BMO noted gasoline prices jumped 4.5% in the month, and look to climb at least that again in March -- even if Middle East tensions ease. Heating oil also saw a big increase in the month.
Other seasonally strong categories include household furnishings/equipment, with appliances tending to push higher, while airfares and travel services are usually firm as well. Shelter is expected to provide a modest offset, as falling home prices continue to weigh on the category, BMO noted
Core inflation -- CPI Trim & Median -- is expected to be flat to a tick lower, continuing the decelerating trend in place over the prior few months, said BMO. The base effects for the six-month annualized rate is a bit more challenging again, so progress on that metric could stall.
Still, underlying inflation is moving toward the Bank of Canada's 2% target, which is welcome news. Other core measures look to slow as well, with CPIX (which excludes taxes) easing to 2.4% year over year and CPI excluding food and energy (includes taxes) slowing to 2.0% year over year.

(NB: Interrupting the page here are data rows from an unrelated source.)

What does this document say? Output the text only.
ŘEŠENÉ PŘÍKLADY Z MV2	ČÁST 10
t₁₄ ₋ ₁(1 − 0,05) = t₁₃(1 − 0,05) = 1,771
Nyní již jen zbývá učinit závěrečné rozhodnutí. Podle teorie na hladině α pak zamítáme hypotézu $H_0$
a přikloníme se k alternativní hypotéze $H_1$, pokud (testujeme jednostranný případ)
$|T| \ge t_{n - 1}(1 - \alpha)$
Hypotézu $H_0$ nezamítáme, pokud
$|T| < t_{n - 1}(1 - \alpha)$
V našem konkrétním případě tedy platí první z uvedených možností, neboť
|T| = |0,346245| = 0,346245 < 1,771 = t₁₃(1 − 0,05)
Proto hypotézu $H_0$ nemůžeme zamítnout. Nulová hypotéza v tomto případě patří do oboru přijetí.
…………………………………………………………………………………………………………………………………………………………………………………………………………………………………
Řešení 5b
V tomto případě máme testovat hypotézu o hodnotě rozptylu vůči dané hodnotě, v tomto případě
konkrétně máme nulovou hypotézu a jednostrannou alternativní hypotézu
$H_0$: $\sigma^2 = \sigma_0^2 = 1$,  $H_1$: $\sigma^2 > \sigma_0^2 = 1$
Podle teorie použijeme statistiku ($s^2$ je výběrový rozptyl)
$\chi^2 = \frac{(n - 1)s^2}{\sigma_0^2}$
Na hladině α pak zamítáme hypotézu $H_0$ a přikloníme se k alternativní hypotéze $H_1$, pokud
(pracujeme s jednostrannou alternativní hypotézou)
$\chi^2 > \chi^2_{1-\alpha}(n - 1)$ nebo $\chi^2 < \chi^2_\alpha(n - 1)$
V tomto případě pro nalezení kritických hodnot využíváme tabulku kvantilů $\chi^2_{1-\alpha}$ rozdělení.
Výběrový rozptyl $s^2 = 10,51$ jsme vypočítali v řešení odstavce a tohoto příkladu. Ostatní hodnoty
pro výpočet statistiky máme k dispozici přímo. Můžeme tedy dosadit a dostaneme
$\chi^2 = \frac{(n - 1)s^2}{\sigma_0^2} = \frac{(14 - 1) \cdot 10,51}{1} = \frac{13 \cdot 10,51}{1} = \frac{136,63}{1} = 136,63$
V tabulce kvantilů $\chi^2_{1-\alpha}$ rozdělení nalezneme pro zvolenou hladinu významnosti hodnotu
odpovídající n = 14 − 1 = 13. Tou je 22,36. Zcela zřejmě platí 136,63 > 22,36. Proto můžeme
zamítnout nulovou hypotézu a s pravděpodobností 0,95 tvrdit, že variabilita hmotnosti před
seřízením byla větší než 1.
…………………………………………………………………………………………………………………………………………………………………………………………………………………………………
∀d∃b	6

With plenty of volatility and uncertainty around the impact of the conflict in the Middle East, Monay's isn't likely to move the needle for the BoC, added BMO.
Investors will also get on Monday housing starts for February at 8:15 a.m. ET, which look to rebound to 260,000 annualized units in the month and at 8:30 a.m. ET there will be the national balance sheet accounts for Q4.
The BoC is widely expected to hold policy rates steady at 2.25% at Wednesday's policy announcement, according to the bank. The outbreak of conflict in the Middle East prompted oil prices to surge, causing a major shift in the macro backdrop and creating greater uncertainty.
Even absent the conflict, Canada's central bank was likely to be on an extended pause, so little has changed for this meeting other than the context of the Governing Council's discussions. What has changed is the risk skew, as the BoC had been leaning ever so slightly to the dovish side, while an energy price boost to inflation likely puts any potential further easing on the shelf for now, said BMO.